The YA Highway does a group blogger activity on Wednesdays. But before I can talk about the activity, I have to talk about the name of the blog. Am I the only who reads it and thinks of a road occupied only by teenagers?
|(Image courtesy of Library of Congress)|
Maybe they’re walking or driving, maybe they’re on bikes or skateboards or pogo sticks, but it’s a mass army of adolescents sweeping up and down an eight lane highway. You can hear it from four states away. Right. Okay. The YA Highway does this thing called Road Trip Wednesdays, in which they post a question and bloggers across the YA galaxy respond on their own blogs.
Today’s topic/question is:
“In high school, teens are made to read the classics - Shakespeare, Hawthorne, Bronte, Dickens - but there are a lot of books out there never taught in schools. So if you had the power to change school curriculums, which books would you be sure high school students were required to read?”
Hand wringing over being “made” to read the classics in high school has never really resonated for me. I was the kind of nerdy child who loved and read so much of the British classics that I still spell certain words with the British preferred spelling (grey, jewellery, etc.).
Let’s consider the authors presented. Sure, we could probably knock Dickens off that list without losing much. Shakespeare, while not a personal favorite, is pretty foundational. Hawthorne and Bronte and are just awesome. But this is where the problem arises. Taste is extremely subjective, and for “reluctant readers,” or those high schoolers who just can’t get into the diction of another time, the classics seem boring, or outdated.
To which my response is—so?

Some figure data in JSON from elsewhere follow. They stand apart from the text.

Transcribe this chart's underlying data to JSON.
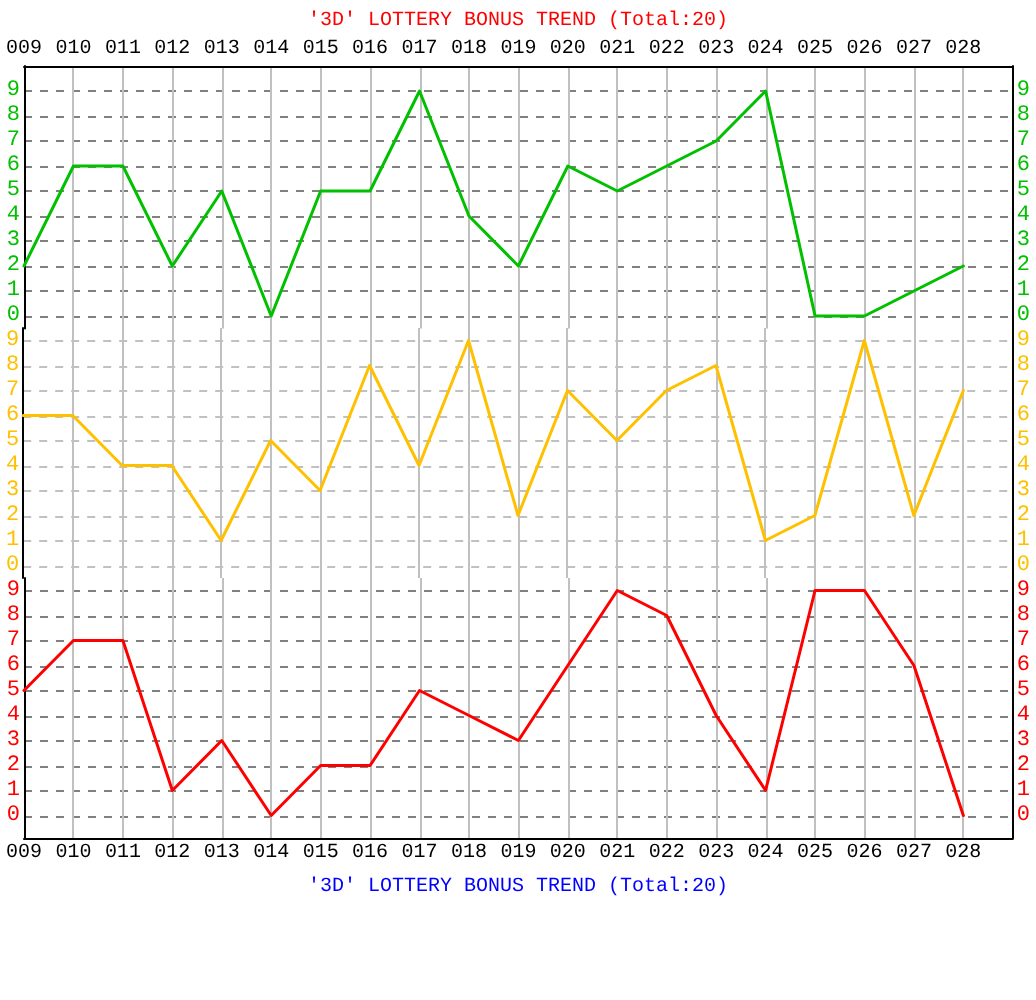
{
  "chart_data": [
    {
      "type": "line",
      "title": "'3D' LOTTERY BONUS TREND (Total:20)",
      "categories": [
        "009",
        "010",
        "011",
        "012",
        "013",
        "014",
        "015",
        "016",
        "017",
        "018",
        "019",
        "020",
        "021",
        "022",
        "023",
        "024",
        "025",
        "026",
        "027",
        "028"
      ],
      "series": [
        {
          "color": "#00c000",
          "values": [
            2,
            6,
            6,
            2,
            5,
            0,
            5,
            5,
            9,
            4,
            2,
            6,
            5,
            6,
            7,
            9,
            0,
            0,
            1,
            2
          ]
        }
      ],
      "ylim": [
        -0.5,
        10
      ],
      "yticks": [
        0,
        1,
        2,
        3,
        4,
        5,
        6,
        7,
        8,
        9
      ],
      "y2lim": [
        -0.5,
        10
      ],
      "y2ticks": [
        0,
        1,
        2,
        3,
        4,
        5,
        6,
        7,
        8,
        9
      ],
      "grid": true,
      "marker": "none",
      "line_style": "solid"
    },
    {
      "type": "line",
      "categories": [
        "009",
        "010",
        "011",
        "012",
        "013",
        "014",
        "015",
        "016",
        "017",
        "018",
        "019",
        "020",
        "021",
        "022",
        "023",
        "024",
        "025",
        "026",
        "027",
        "028"
      ],
      "series": [
        {
          "color": "#ffc000",
          "values": [
            6,
            6,
            4,
            4,
            1,
            5,
            3,
            8,
            4,
            9,
            2,
            7,
            5,
            7,
            8,
            1,
            2,
            9,
            2,
            7
          ]
        }
      ],
      "ylim": [
        -0.5,
        9.5
      ],
      "yticks": [
        0,
        1,
        2,
        3,
        4,
        5,
        6,
        7,
        8,
        9
      ],
      "y2lim": [
        -0.5,
        9.5
      ],
      "y2ticks": [
        0,
        1,
        2,
        3,
        4,
        5,
        6,
        7,
        8,
        9
      ],
      "grid": true,
      "marker": "none",
      "line_style": "solid",
      "tick_labels": "y"
    },
    {
      "type": "line",
      "annotations": [
        "'3D' LOTTERY BONUS TREND (Total:20)"
      ],
      "categories": [
        "009",
        "010",
        "011",
        "012",
        "013",
        "014",
        "015",
        "016",
        "017",
        "018",
        "019",
        "020",
        "021",
        "022",
        "023",
        "024",
        "025",
        "026",
        "027",
        "028"
      ],
      "series": [
        {
          "color": "#ff0000",
          "values": [
            5,
            7,
            7,
            1,
            3,
            0,
            2,
            2,
            5,
            4,
            3,
            6,
            9,
            8,
            4,
            1,
            9,
            9,
            6,
            0
          ]
        }
      ],
      "ylim": [
        -0.9,
        9.5
      ],
      "yticks": [
        0,
        1,
        2,
        3,
        4,
        5,
        6,
        7,
        8,
        9
      ],
      "y2lim": [
        -0.9,
        9.5
      ],
      "y2ticks": [
        0,
        1,
        2,
        3,
        4,
        5,
        6,
        7,
        8,
        9
      ],
      "grid": true,
      "marker": "none",
      "line_style": "solid"
    }
  ]
}
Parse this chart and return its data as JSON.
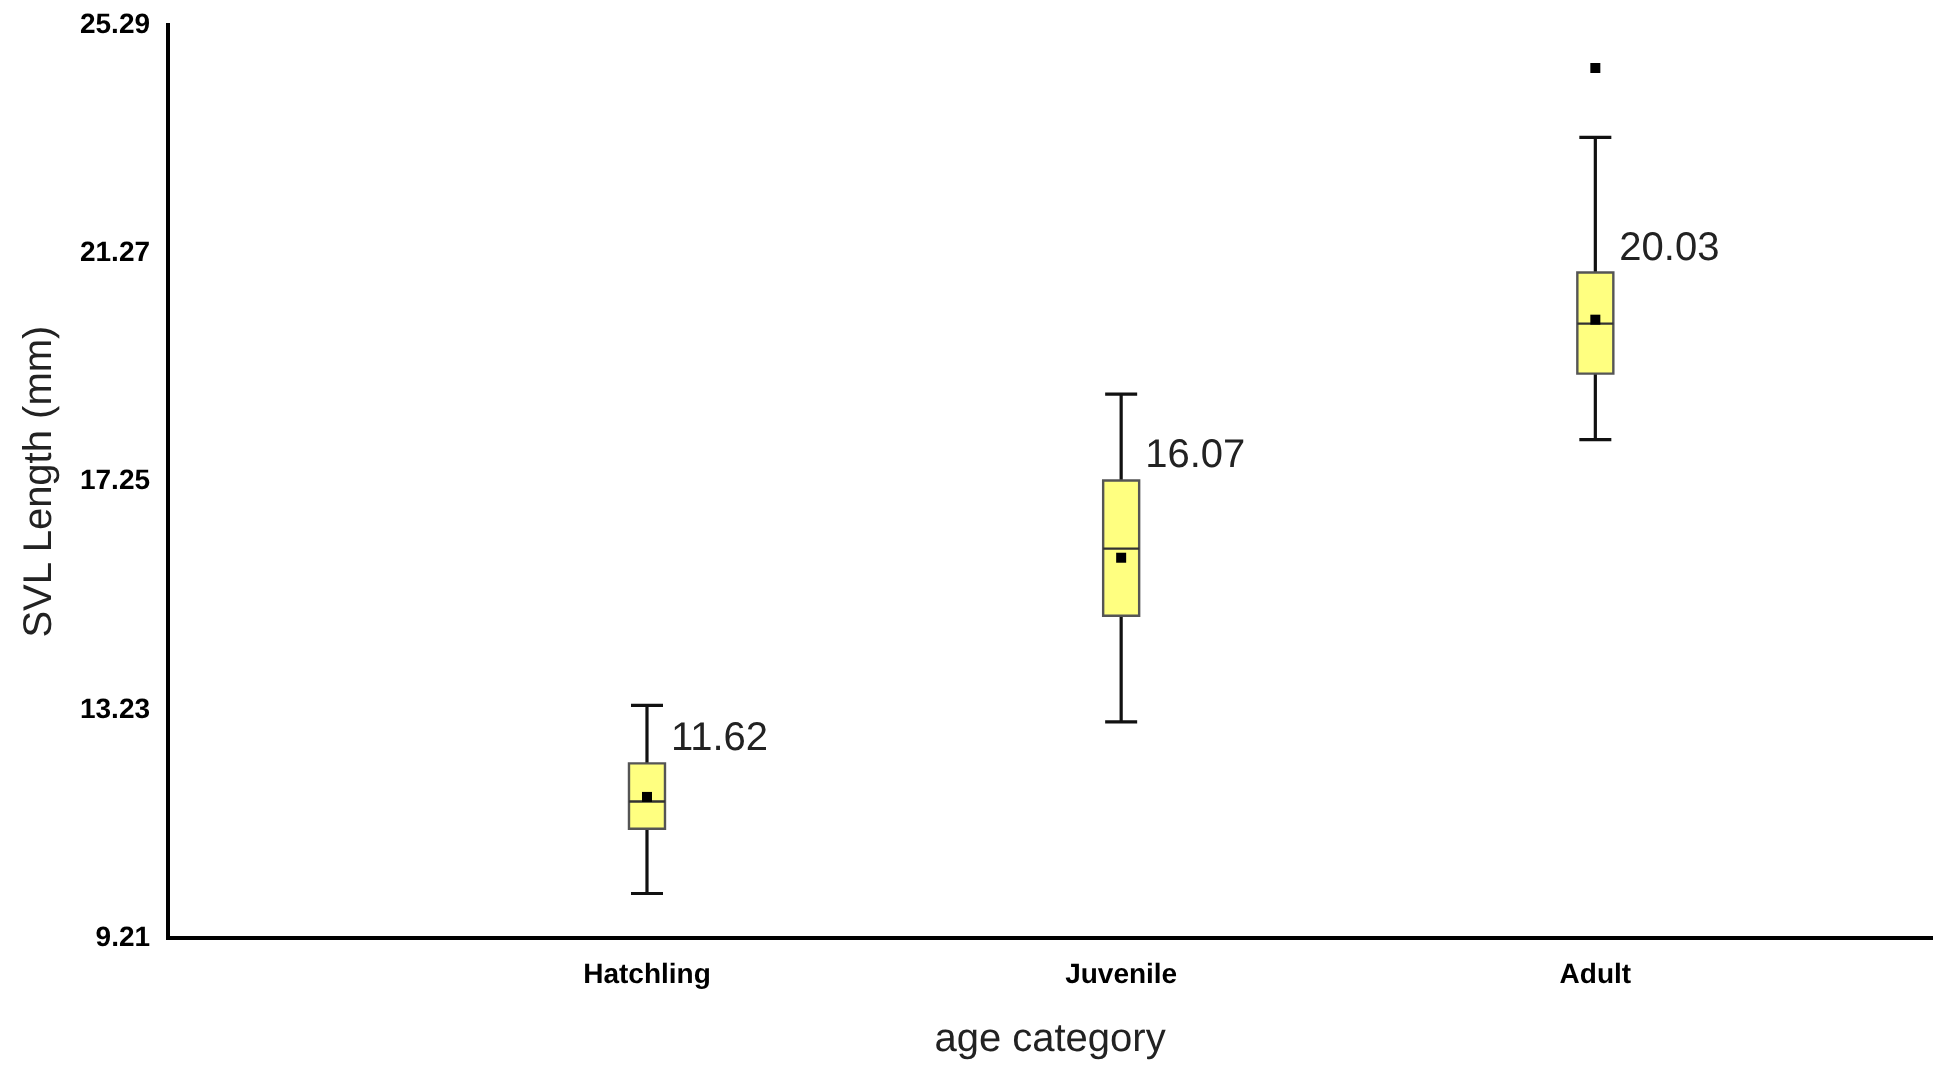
{
  "chart_data": {
    "type": "box",
    "xlabel": "age category",
    "ylabel": "SVL Length (mm)",
    "categories": [
      "Hatchling",
      "Juvenile",
      "Adult"
    ],
    "color": "#ffff80",
    "boxes": [
      {
        "low": 10.0,
        "q1": 11.14,
        "median": 11.62,
        "q3": 12.29,
        "high": 13.31,
        "mean": 11.7
      },
      {
        "low": 13.02,
        "q1": 14.89,
        "median": 16.07,
        "q3": 17.27,
        "high": 18.79,
        "mean": 15.91
      },
      {
        "low": 17.99,
        "q1": 19.15,
        "median": 20.03,
        "q3": 20.93,
        "high": 23.31,
        "mean": 20.1,
        "outliers": [
          24.53
        ]
      }
    ],
    "annotations": [
      {
        "text": "11.62",
        "x": "Hatchling",
        "y": 11.62
      },
      {
        "text": "16.07",
        "x": "Juvenile",
        "y": 16.07
      },
      {
        "text": "20.03",
        "x": "Adult",
        "y": 20.03
      }
    ],
    "ylim": [
      9.21,
      25.29
    ],
    "yticks": [
      9.21,
      13.23,
      17.25,
      21.27,
      25.29
    ],
    "grid": false,
    "legend": false
  }
}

Since when is what we learn in school supposed to be a non-stop carnival ride of thrills? Would history teachers present the events of World War II in a catchier, “sexier” way? Or skip the war entirely, since it’s old and boring and new stuff has happened that students would rather learn about? But I’m getting cranky, and the Cranky Divorcee is only allowed to come out to play on Mondays.
Next: A Solution
Teachers should be focusing on literature which students need to know in order to be educated members of society. What exactly that body of literature is has been up for debate for a number of decades. If anything, the real question is, what are the classics? For schools still stuck in the outdated mindset of “the canon” the concept of “classics” in high school, as in the names listed in the question, focuses almost entirely on DWM (dead white males.) I would suggest teaching the true classics; texts which encompass a variety of perspectives and experiences. In addition to works by the authors mentioned in the question, I’d like to see titles by Octavia Butler, Sherman Alexie, Isabel Allende, Edwidge Danticat, and Jhumpa Lahiri, just to name a few.

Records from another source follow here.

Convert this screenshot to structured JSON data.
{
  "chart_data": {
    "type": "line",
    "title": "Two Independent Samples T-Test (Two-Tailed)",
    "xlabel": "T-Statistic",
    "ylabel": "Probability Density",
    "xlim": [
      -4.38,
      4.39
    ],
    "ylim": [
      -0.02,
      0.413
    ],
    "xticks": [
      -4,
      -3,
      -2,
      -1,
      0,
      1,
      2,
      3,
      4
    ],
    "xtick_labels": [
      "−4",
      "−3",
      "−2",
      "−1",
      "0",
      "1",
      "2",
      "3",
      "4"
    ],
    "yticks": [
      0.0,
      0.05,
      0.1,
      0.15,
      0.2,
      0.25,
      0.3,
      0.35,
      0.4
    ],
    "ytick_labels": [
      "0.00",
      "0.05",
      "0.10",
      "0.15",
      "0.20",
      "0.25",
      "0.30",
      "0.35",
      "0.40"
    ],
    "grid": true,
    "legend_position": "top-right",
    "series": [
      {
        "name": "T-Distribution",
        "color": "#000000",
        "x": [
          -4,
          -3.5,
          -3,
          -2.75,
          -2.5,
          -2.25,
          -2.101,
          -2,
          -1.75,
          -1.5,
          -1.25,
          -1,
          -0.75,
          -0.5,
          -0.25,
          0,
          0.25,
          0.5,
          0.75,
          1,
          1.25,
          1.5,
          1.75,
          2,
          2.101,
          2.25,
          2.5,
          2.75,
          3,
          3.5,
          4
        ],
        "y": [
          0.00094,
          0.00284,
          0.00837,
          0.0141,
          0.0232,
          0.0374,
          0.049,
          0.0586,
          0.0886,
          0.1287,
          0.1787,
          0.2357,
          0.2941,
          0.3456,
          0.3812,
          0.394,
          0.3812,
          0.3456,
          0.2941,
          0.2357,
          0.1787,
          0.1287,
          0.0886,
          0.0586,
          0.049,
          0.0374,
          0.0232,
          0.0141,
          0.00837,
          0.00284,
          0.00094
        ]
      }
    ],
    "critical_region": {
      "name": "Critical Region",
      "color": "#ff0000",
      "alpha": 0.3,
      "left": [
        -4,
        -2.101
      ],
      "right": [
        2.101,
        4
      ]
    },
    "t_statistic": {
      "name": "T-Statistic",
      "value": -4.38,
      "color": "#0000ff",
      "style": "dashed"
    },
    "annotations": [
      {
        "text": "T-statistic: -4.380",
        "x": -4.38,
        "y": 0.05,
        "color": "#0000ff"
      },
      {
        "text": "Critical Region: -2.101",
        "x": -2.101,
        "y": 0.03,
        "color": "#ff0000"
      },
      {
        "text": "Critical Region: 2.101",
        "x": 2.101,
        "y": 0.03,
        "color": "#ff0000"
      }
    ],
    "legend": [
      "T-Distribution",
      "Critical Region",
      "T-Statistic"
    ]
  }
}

There are also ways to teach the classics and make them seem more relevant to teenagers who may be having trouble connecting to the story. On the YALSA listserv, the great collective brain recently came up with a list which shows just how many classics have been retold as YA novels. Teachers frequently will teach the “paired books” as a way to make the classics more accessible. For Hamlet alone, there are a wealth of options:
Something Rotten by Alan Gratz
Hamlet by James Marsden
Dating Hamlet by Lisa Fiedler
Ophelia by Lisa Klein
Falling for Hamlet- Ray
There are lots of new and exciting YA books out there. But removing the classics from high school curriculums and replace them with current titles simply to make required reading more fun seems short-sighted to me.